C'est pour cela que le voyage dans le temps, simple de prime abord, génère de nombreux écueils. Le futur peut facilement être inventé. En revanche, le passé a déjà été écrit. Pour l'auteur, le personnage doit se glisser dans le passé sans qu'on ne trouve de trace de son passage dans les documents. Par exemple, si les personnages étaient remontés jusqu'à l'époque de Jeanne d'Arc et l'avaient rencontrée, cela se serait su, ses contemporains en auraient parlé, d'une façon ou d'une autre. Le voyageur temporel doit donc visiter l'époque comme s'il regardait un film, sans y interférer, à la différence qu'il fait partie intégrante de ce film.
Un écueil important concerne les paradoxes temporels. Leloup a donc évité que Yoko ne se rencontre. Sinon, elle se multiplierait à chaque passage, donnant une sorte de clonage par l'espace-temps. Monya aussi a cette obligation. Au cours de ses nombreux voyages, elle limite ainsi chaque fois un peu plus ses possibilités de déplacement. Par aspect pratique, le Translateur enregistre les voyages et elle est programmée pour ne jamais revenir à un moment où elle est déjà passée auparavant. Ainsi, les gens ne se rencontrent jamais eux-mêmes.

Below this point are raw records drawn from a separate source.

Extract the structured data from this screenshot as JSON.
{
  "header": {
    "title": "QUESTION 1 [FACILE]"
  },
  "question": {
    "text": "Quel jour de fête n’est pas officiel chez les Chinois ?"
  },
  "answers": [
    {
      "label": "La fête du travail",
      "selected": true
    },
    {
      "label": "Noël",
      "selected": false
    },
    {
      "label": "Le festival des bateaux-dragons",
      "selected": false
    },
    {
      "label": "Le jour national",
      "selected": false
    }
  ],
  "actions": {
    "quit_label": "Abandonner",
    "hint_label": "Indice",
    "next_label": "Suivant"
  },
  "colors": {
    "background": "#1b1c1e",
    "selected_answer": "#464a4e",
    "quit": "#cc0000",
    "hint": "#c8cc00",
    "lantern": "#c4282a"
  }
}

Au départ de cette idée se trouve une théorie du prêtre jésuite et chercheur français Pierre Teilhard de Chardin. Celui-ci considère que l'univers est une masse en expansion, une sorte de spirale qui se déroule en éjectant sa matière vers l'extérieur. Au centre se trouve Dieu. L'humain s'imagine auprès de celui-ci, au centre de la spirale, alors qu'il n'est que sur l'une des spires. Leloup a une version un peu différente, considérant qu'il est bien sur un petit bout de spirale. Mais à partir de là, il détruit tout ce que le centre lu a donné. Il a donc imaginé que, puisqu'on se trouvait sur une spirale, il "suffisait" de passer de spire en spire afin de remonter le temps. Bien sûr, c'est utopique. Mais pour se lancer dans une histoire, il a besoin de choses qui soient "oniriquement" possibles.

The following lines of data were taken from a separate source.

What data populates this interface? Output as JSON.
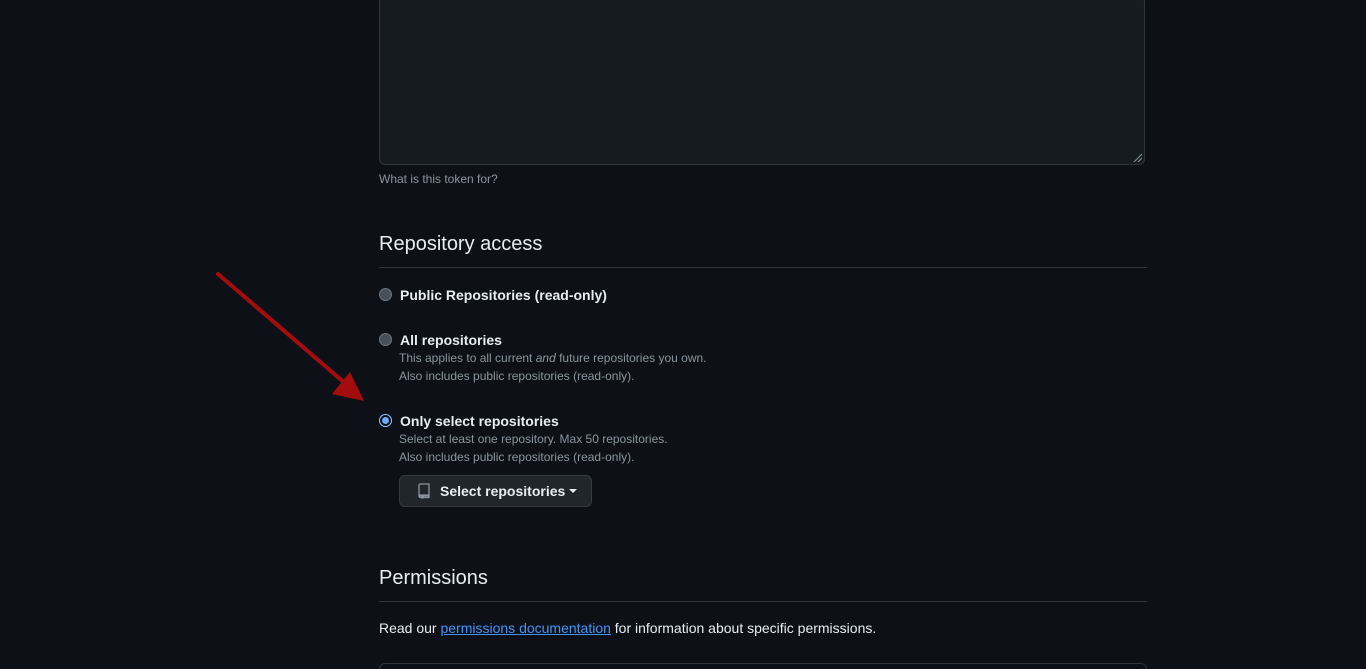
{
  "token_description": {
    "value": "",
    "hint": "What is this token for?"
  },
  "repository_access": {
    "title": "Repository access",
    "options": [
      {
        "label": "Public Repositories (read-only)",
        "checked": false
      },
      {
        "label": "All repositories",
        "checked": false,
        "note_before": "This applies to all current ",
        "note_em": "and",
        "note_after": " future repositories you own.",
        "note_line2": "Also includes public repositories (read-only)."
      },
      {
        "label": "Only select repositories",
        "checked": true,
        "note_line1": "Select at least one repository. Max 50 repositories.",
        "note_line2": "Also includes public repositories (read-only)."
      }
    ],
    "select_button": {
      "icon": "repo-icon",
      "label": "Select repositories"
    }
  },
  "permissions": {
    "title": "Permissions",
    "text_before": "Read our ",
    "link_text": "permissions documentation",
    "text_after": " for information about specific permissions."
  },
  "colors": {
    "background": "#0d1117",
    "link": "#4493f8",
    "annotation_arrow": "#a30d0d",
    "radio_checked": "#6ea8fe"
  }
}
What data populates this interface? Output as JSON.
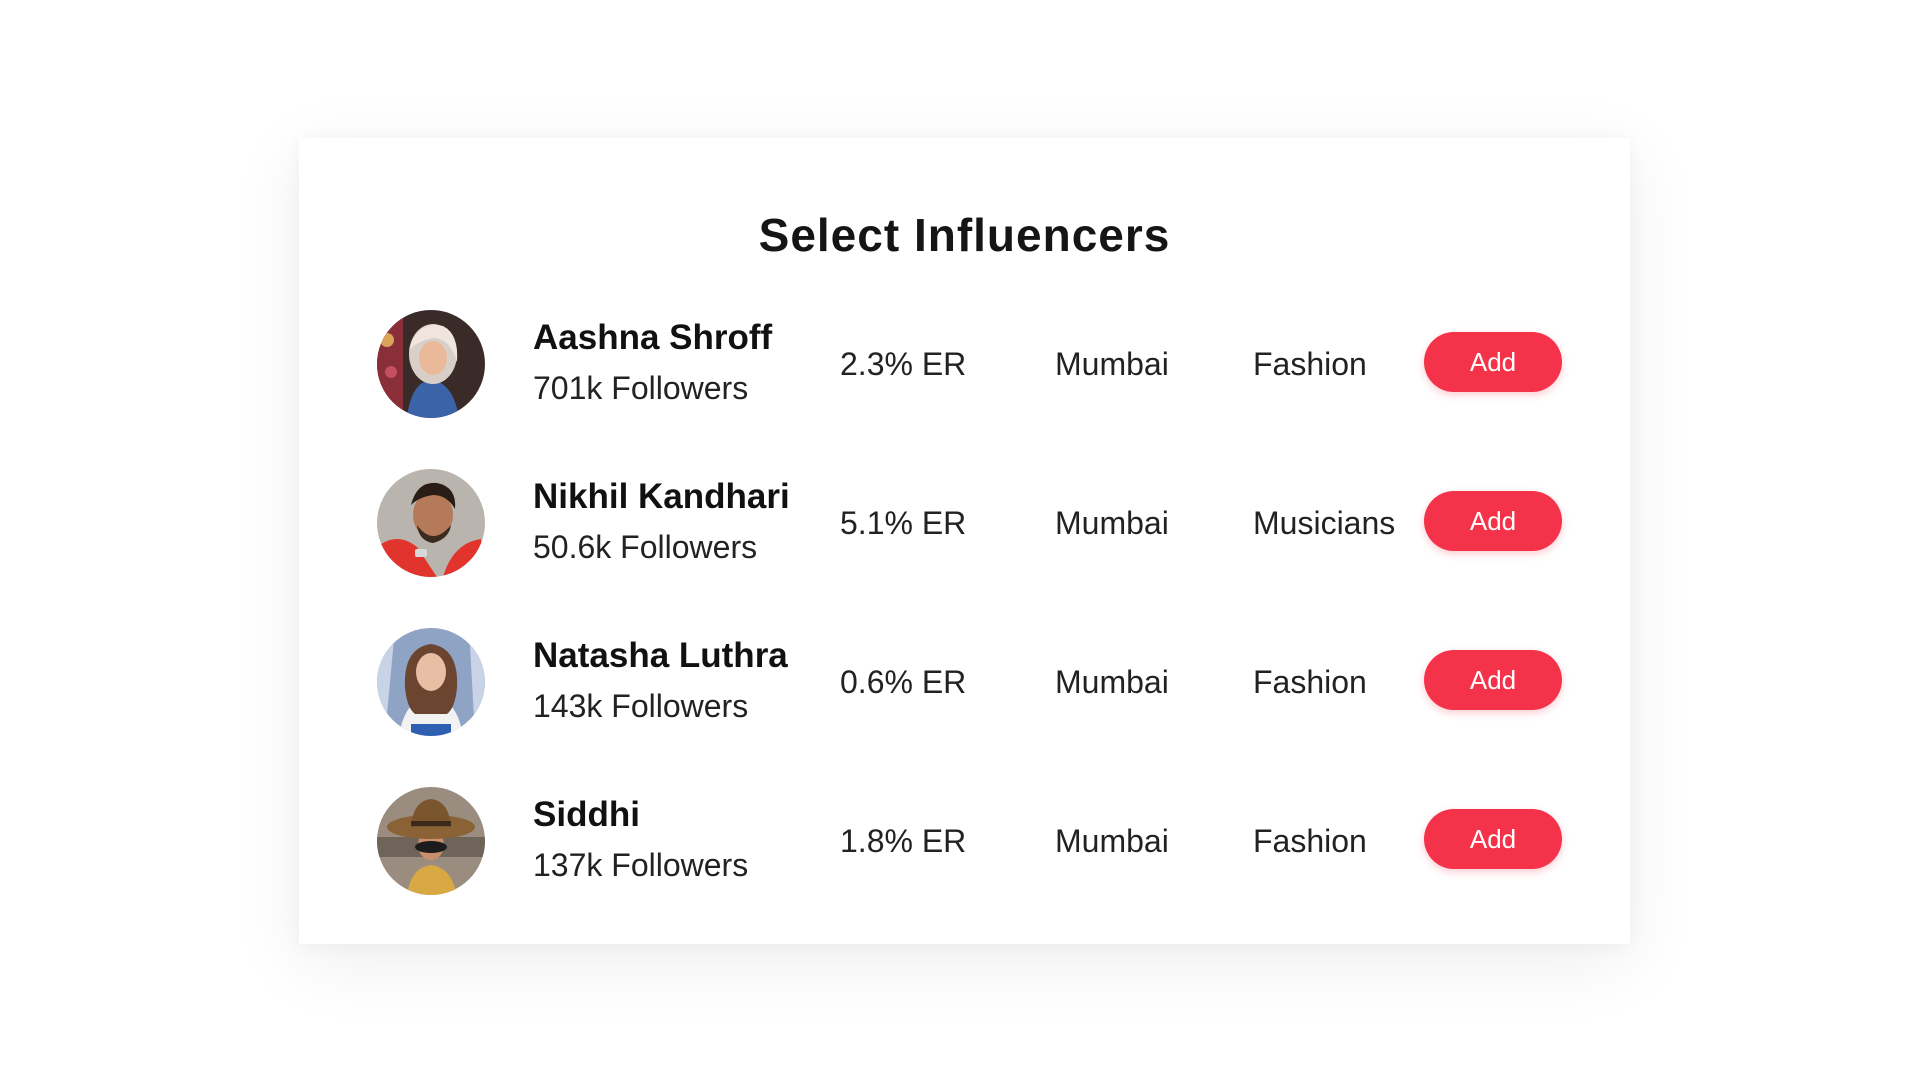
{
  "title": "Select Influencers",
  "accent_color": "#f4334a",
  "influencers": [
    {
      "name": "Aashna Shroff",
      "followers": "701k Followers",
      "engagement": "2.3% ER",
      "city": "Mumbai",
      "category": "Fashion",
      "action_label": "Add"
    },
    {
      "name": "Nikhil Kandhari",
      "followers": "50.6k Followers",
      "engagement": "5.1% ER",
      "city": "Mumbai",
      "category": "Musicians",
      "action_label": "Add"
    },
    {
      "name": "Natasha Luthra",
      "followers": "143k Followers",
      "engagement": "0.6% ER",
      "city": "Mumbai",
      "category": "Fashion",
      "action_label": "Add"
    },
    {
      "name": "Siddhi",
      "followers": "137k Followers",
      "engagement": "1.8% ER",
      "city": "Mumbai",
      "category": "Fashion",
      "action_label": "Add"
    }
  ]
}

Le bédéiste explique que le thème de la remontée dans le temps est universel, porté par nombre d'auteurs de science-fiction comme H. G. Wells (dans son roman La Machine à explorer le temps). Aussi, il pense que chacun d'entre nous a, un jour, espéré pouvoir remonter le temps pour changer le présent. Avec cet épisode, il a voulu faire le contraire. Il a mis en scène un évènement ayant eu lieu dans le futur, qui allait modifier la vie de son héroïne et l'entraîner dans une nouvelle aventure. C'est en effet dans sa nature de venir en aide à Monya venue du futur. Pour Yoko, même si cette jeune fille maîtrise une technologie extraordinaire, elle est une adolescente cherchant du secours, étant totalement démunie à l'époque où elle arrive. Surtout qu'elle a passé une part importante de sa vie dans l'espace, elle est effrayée par notre présent, avec ses sons et ses odeurs.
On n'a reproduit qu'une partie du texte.